The above list is not exhaustive BUT it is exhausting to you can pick and choose which bits are going to play best to who you are talking to. Some will want less ‘science’ and want to pitch into what they can and can’t eat but this approach gets chaotic pretty quickly, jumping from “you should eat bacon” to “saturated fat is fine… here’s the science”, back to “yes, you can have vegetables… but NOT the underground ones… nor peas or corn”, “but fruit juice is healthy…” etc. etc.
If I get around to a slideshow, I’ll release it here of course. It’s mostly been emails and conversations so far.

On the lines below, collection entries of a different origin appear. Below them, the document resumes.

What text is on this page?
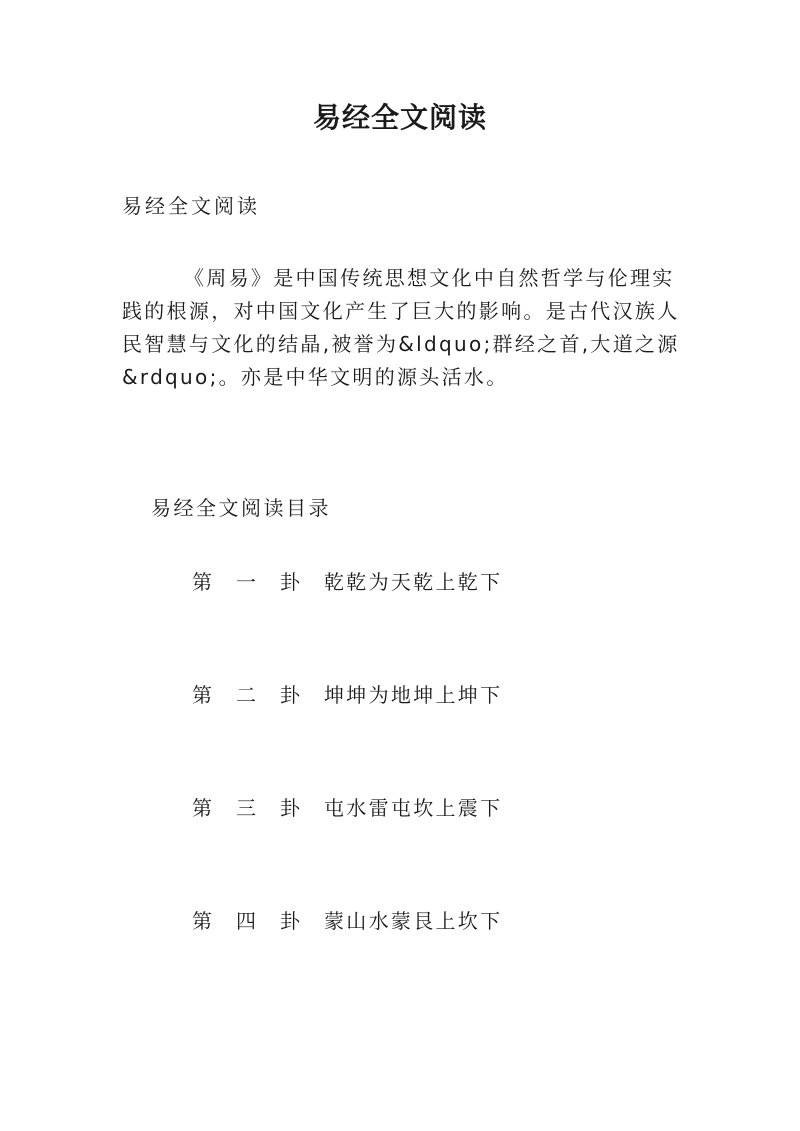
易经全文阅读

易经全文阅读

《周易》是中国传统思想文化中自然哲学与伦理实践的根源，对中国文化产生了巨大的影响。是古代汉族人民智慧与文化的结晶,被誉为&ldquo;群经之首,大道之源&rdquo;。亦是中华文明的源头活水。

易经全文阅读目录

第	一	卦	乾乾为天乾上乾下
第	二	卦	坤坤为地坤上坤下
第	三	卦	屯水雷屯坎上震下
第	四	卦	蒙山水蒙艮上坎下
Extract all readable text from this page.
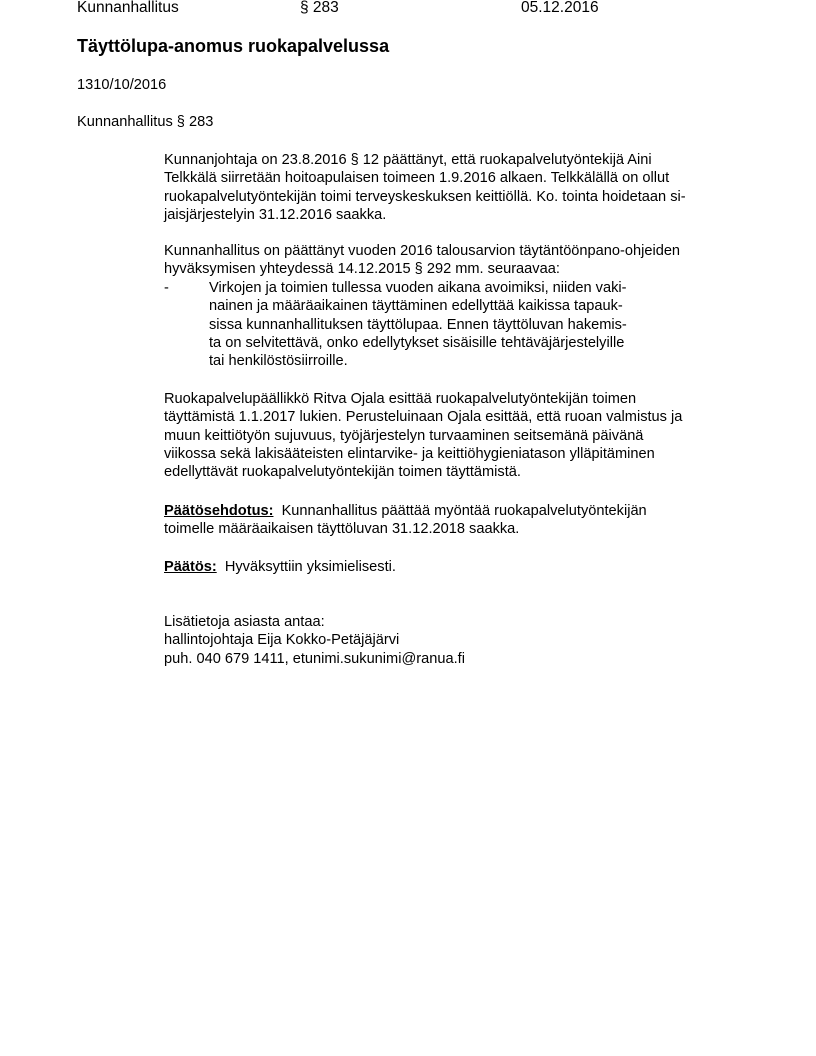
Kunnanhallitus	§ 283	05.12.2016
Täyttölupa-anomus ruokapalvelussa
1310/10/2016
Kunnanhallitus § 283
Kunnanjohtaja on 23.8.2016 § 12 päättänyt, että ruokapalvelutyöntekijä Aini
Telkkälä siirretään hoitoapulaisen toimeen 1.9.2016 alkaen. Telkkälällä on ollut
ruokapalvelutyöntekijän toimi terveyskeskuksen keittiöllä. Ko. tointa hoidetaan si-
jaisjärjestelyin 31.12.2016 saakka.
Kunnanhallitus on päättänyt vuoden 2016 talousarvion täytäntöönpano-ohjeiden
hyväksymisen yhteydessä 14.12.2015 § 292 mm. seuraavaa:
-	Virkojen ja toimien tullessa vuoden aikana avoimiksi, niiden vaki-
nainen ja määräaikainen täyttäminen edellyttää kaikissa tapauk-
sissa kunnanhallituksen täyttölupaa. Ennen täyttöluvan hakemis-
ta on selvitettävä, onko edellytykset sisäisille tehtäväjärjestelyille
tai henkilöstösiirroille.
Ruokapalvelupäällikkö Ritva Ojala esittää ruokapalvelutyöntekijän toimen
täyttämistä 1.1.2017 lukien. Perusteluinaan Ojala esittää, että ruoan valmistus ja
muun keittiötyön sujuvuus, työjärjestelyn turvaaminen seitsemänä päivänä
viikossa sekä lakisääteisten elintarvike- ja keittiöhygieniatason ylläpitäminen
edellyttävät ruokapalvelutyöntekijän toimen täyttämistä.
Päätösehdotus: Kunnanhallitus päättää myöntää ruokapalvelutyöntekijän
toimelle määräaikaisen täyttöluvan 31.12.2018 saakka.
Päätös: Hyväksyttiin yksimielisesti.
Lisätietoja asiasta antaa:
hallintojohtaja Eija Kokko-Petäjäjärvi
puh. 040 679 1411, etunimi.sukunimi@ranua.fi
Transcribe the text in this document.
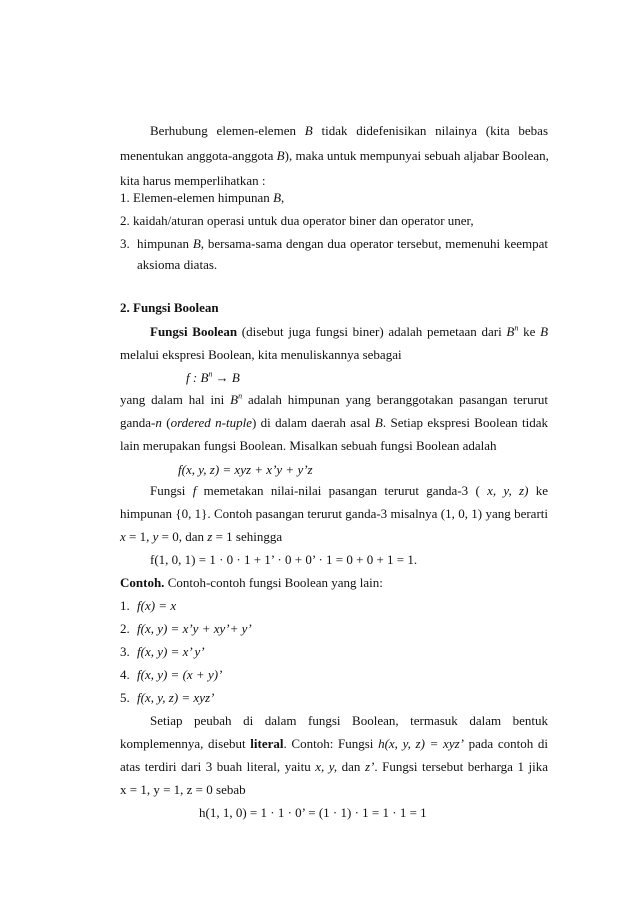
Berhubung elemen-elemen B tidak didefenisikan nilainya (kita bebas
menentukan anggota-anggota B), maka untuk mempunyai sebuah aljabar Boolean,
kita harus memperlihatkan :
1. Elemen-elemen himpunan B,
2. kaidah/aturan operasi untuk dua operator biner dan operator uner,
3. himpunan B, bersama-sama dengan dua operator tersebut, memenuhi keempat
aksioma diatas.
2. Fungsi Boolean
Fungsi Boolean (disebut juga fungsi biner) adalah pemetaan dari $B^n$ ke B
melalui ekspresi Boolean, kita menuliskannya sebagai
f : $B^n \to B$
yang dalam hal ini $B^n$ adalah himpunan yang beranggotakan pasangan terurut
ganda-n (ordered n-tuple) di dalam daerah asal B. Setiap ekspresi Boolean tidak
lain merupakan fungsi Boolean. Misalkan sebuah fungsi Boolean adalah
f(x, y, z) = xyz + x’y + y’z
Fungsi f memetakan nilai-nilai pasangan terurut ganda-3 ( x, y, z) ke
himpunan {0, 1}. Contoh pasangan terurut ganda-3 misalnya (1, 0, 1) yang berarti
x = 1, y = 0, dan z = 1 sehingga
f(1, 0, 1) = 1 · 0 · 1 + 1’ · 0 + 0’ · 1 = 0 + 0 + 1 = 1.
Contoh. Contoh-contoh fungsi Boolean yang lain:
1. f(x) = x
2. f(x, y) = x’y + xy’+ y’
3. f(x, y) = x’ y’
4. f(x, y) = (x + y)’
5. f(x, y, z) = xyz’
Setiap peubah di dalam fungsi Boolean, termasuk dalam bentuk
komplemennya, disebut literal. Contoh: Fungsi h(x, y, z) = xyz’ pada contoh di
atas terdiri dari 3 buah literal, yaitu x, y, dan z’. Fungsi tersebut berharga 1 jika
x = 1, y = 1, z = 0 sebab
h(1, 1, 0) = 1 · 1 · 0’ = (1 · 1) · 1 = 1 · 1 = 1
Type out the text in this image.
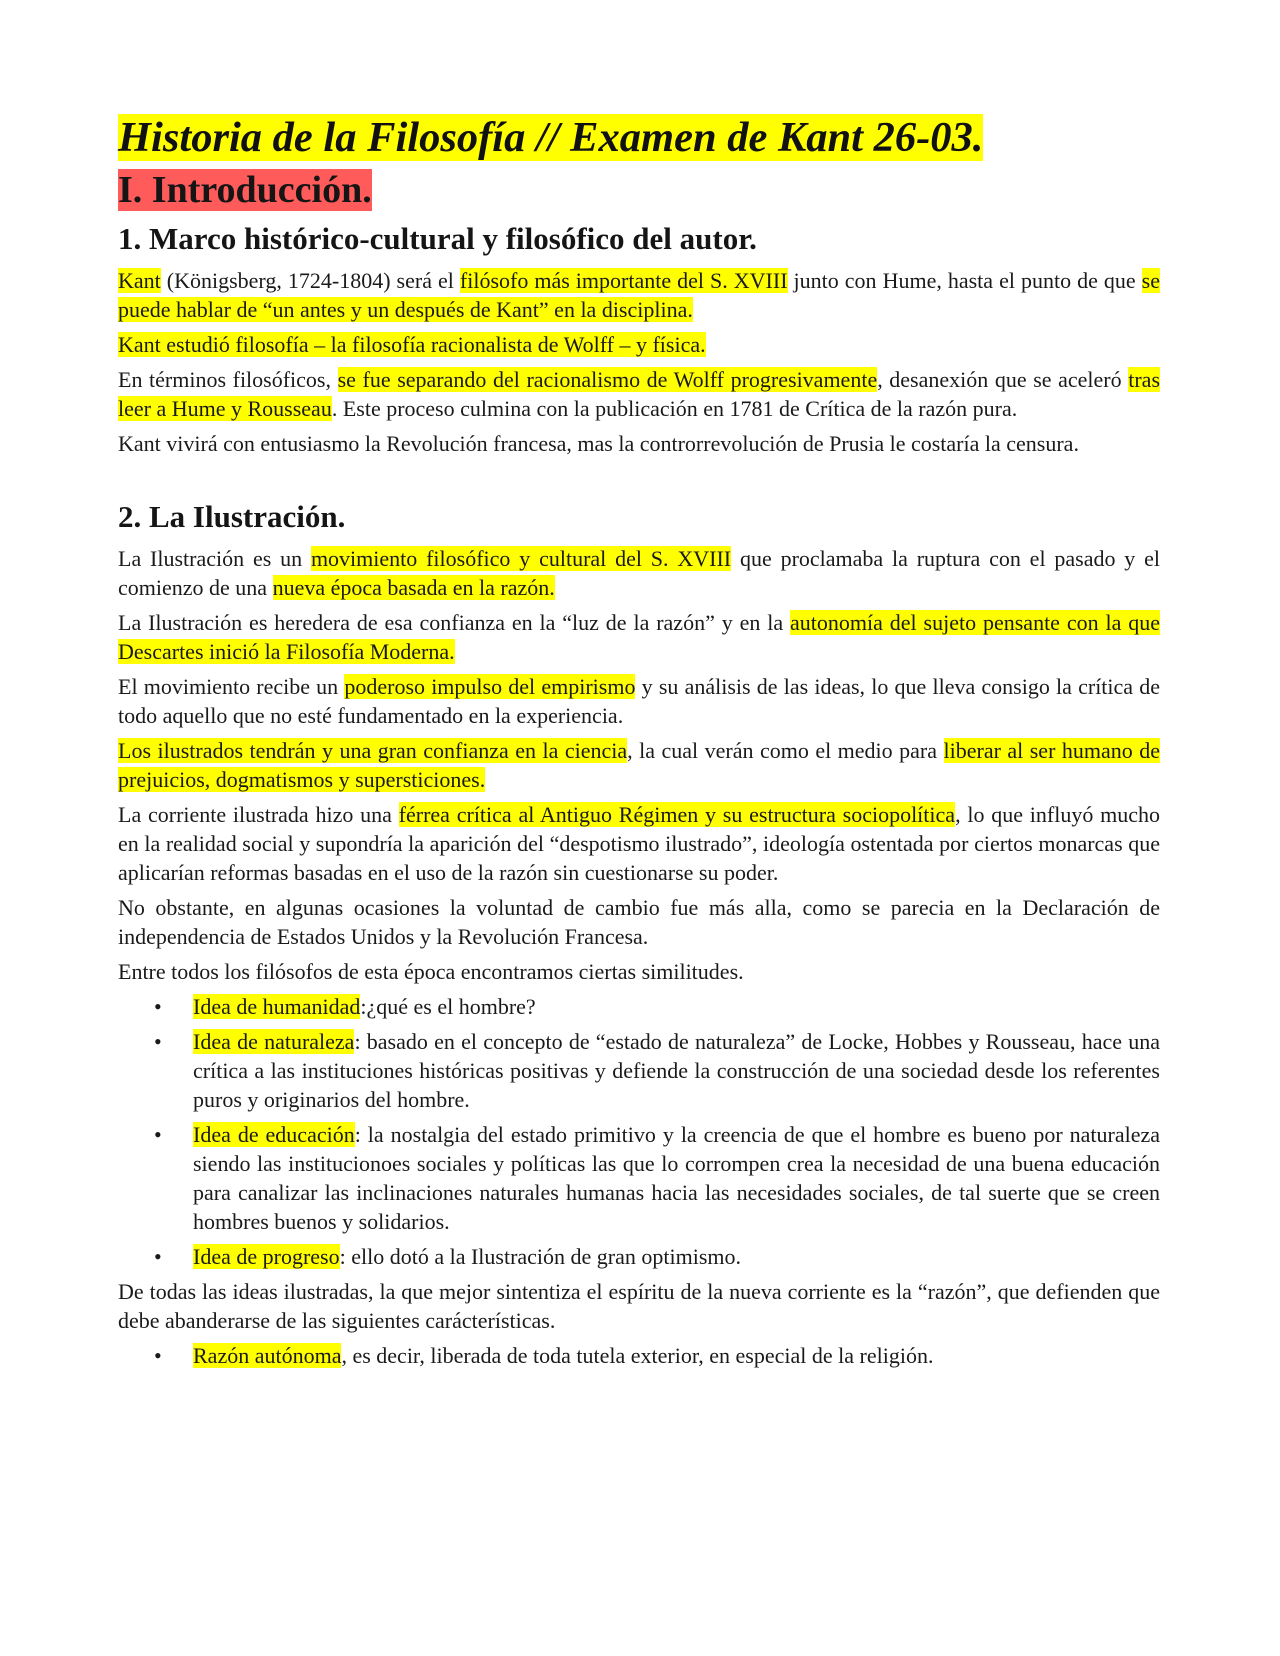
Historia de la Filosofía // Examen de Kant 26-03.
I. Introducción.
1. Marco histórico-cultural y filosófico del autor.

Kant (Königsberg, 1724-1804) será el filósofo más importante del S. XVIII junto con Hume, hasta el punto de que se puede hablar de “un antes y un después de Kant” en la disciplina.

Kant estudió filosofía – la filosofía racionalista de Wolff – y física.

En términos filosóficos, se fue separando del racionalismo de Wolff progresivamente, desanexión que se aceleró tras leer a Hume y Rousseau. Este proceso culmina con la publicación en 1781 de Crítica de la razón pura.

Kant vivirá con entusiasmo la Revolución francesa, mas la controrrevolución de Prusia le costaría la censura.

2. La Ilustración.

La Ilustración es un movimiento filosófico y cultural del S. XVIII que proclamaba la ruptura con el pasado y el comienzo de una nueva época basada en la razón.

La Ilustración es heredera de esa confianza en la “luz de la razón” y en la autonomía del sujeto pensante con la que Descartes inició la Filosofía Moderna.

El movimiento recibe un poderoso impulso del empirismo y su análisis de las ideas, lo que lleva consigo la crítica de todo aquello que no esté fundamentado en la experiencia.

Los ilustrados tendrán y una gran confianza en la ciencia, la cual verán como el medio para liberar al ser humano de prejuicios, dogmatismos y supersticiones.

La corriente ilustrada hizo una férrea crítica al Antiguo Régimen y su estructura sociopolítica, lo que influyó mucho en la realidad social y supondría la aparición del “despotismo ilustrado”, ideología ostentada por ciertos monarcas que aplicarían reformas basadas en el uso de la razón sin cuestionarse su poder.

No obstante, en algunas ocasiones la voluntad de cambio fue más alla, como se parecia en la Declaración de independencia de Estados Unidos y la Revolución Francesa.

Entre todos los filósofos de esta época encontramos ciertas similitudes.

• Idea de humanidad:¿qué es el hombre?
• Idea de naturaleza: basado en el concepto de “estado de naturaleza” de Locke, Hobbes y Rousseau, hace una crítica a las instituciones históricas positivas y defiende la construcción de una sociedad desde los referentes puros y originarios del hombre.
• Idea de educación: la nostalgia del estado primitivo y la creencia de que el hombre es bueno por naturaleza siendo las institucionoes sociales y políticas las que lo corrompen crea la necesidad de una buena educación para canalizar las inclinaciones naturales humanas hacia las necesidades sociales, de tal suerte que se creen hombres buenos y solidarios.
• Idea de progreso: ello dotó a la Ilustración de gran optimismo.

De todas las ideas ilustradas, la que mejor sintentiza el espíritu de la nueva corriente es la “razón”, que defienden que debe abanderarse de las siguientes carácterísticas.

• Razón autónoma, es decir, liberada de toda tutela exterior, en especial de la religión.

Thanks for all the helpful suggestions. The health care environment can be a difficult place to navigate when sharing new ideas. Workers in health care are supposed to be the experts, so it’s dofficult to convince someone that what they’ve heard and known to be “true” since the 60’s is actually wrong. But I really like the idea of winning people over with kindness, and helping them to reach the conclusion themselves, with a title guidance of course, and maybe a few RCT’s and meta analyses for their parousing. I was able to have a few conversations with pts today about keto. One woman had gotten her T2 under control with diet and exercise, but I tried to show her that some aspects of her new diet still contained foods that were counterproductive to her goals. When she told me proudly that she ate a healthy breakfast every morning consisting of oatmeal (good for cholesterol right??) she was unhappy to hear that it is a carb/sugar. Another pt had an A1c of 8 and had lost eyesight in one eye d/t diabetic retinopathy. He was very receptive to the info I gave him. I even saw a light bulb click on when he realized that this keto diet was the same one that a friend was using, and she was now off her T2 meds. I gave him some links to websites and podcasts and he seemed excited. Thanks so much for the advice!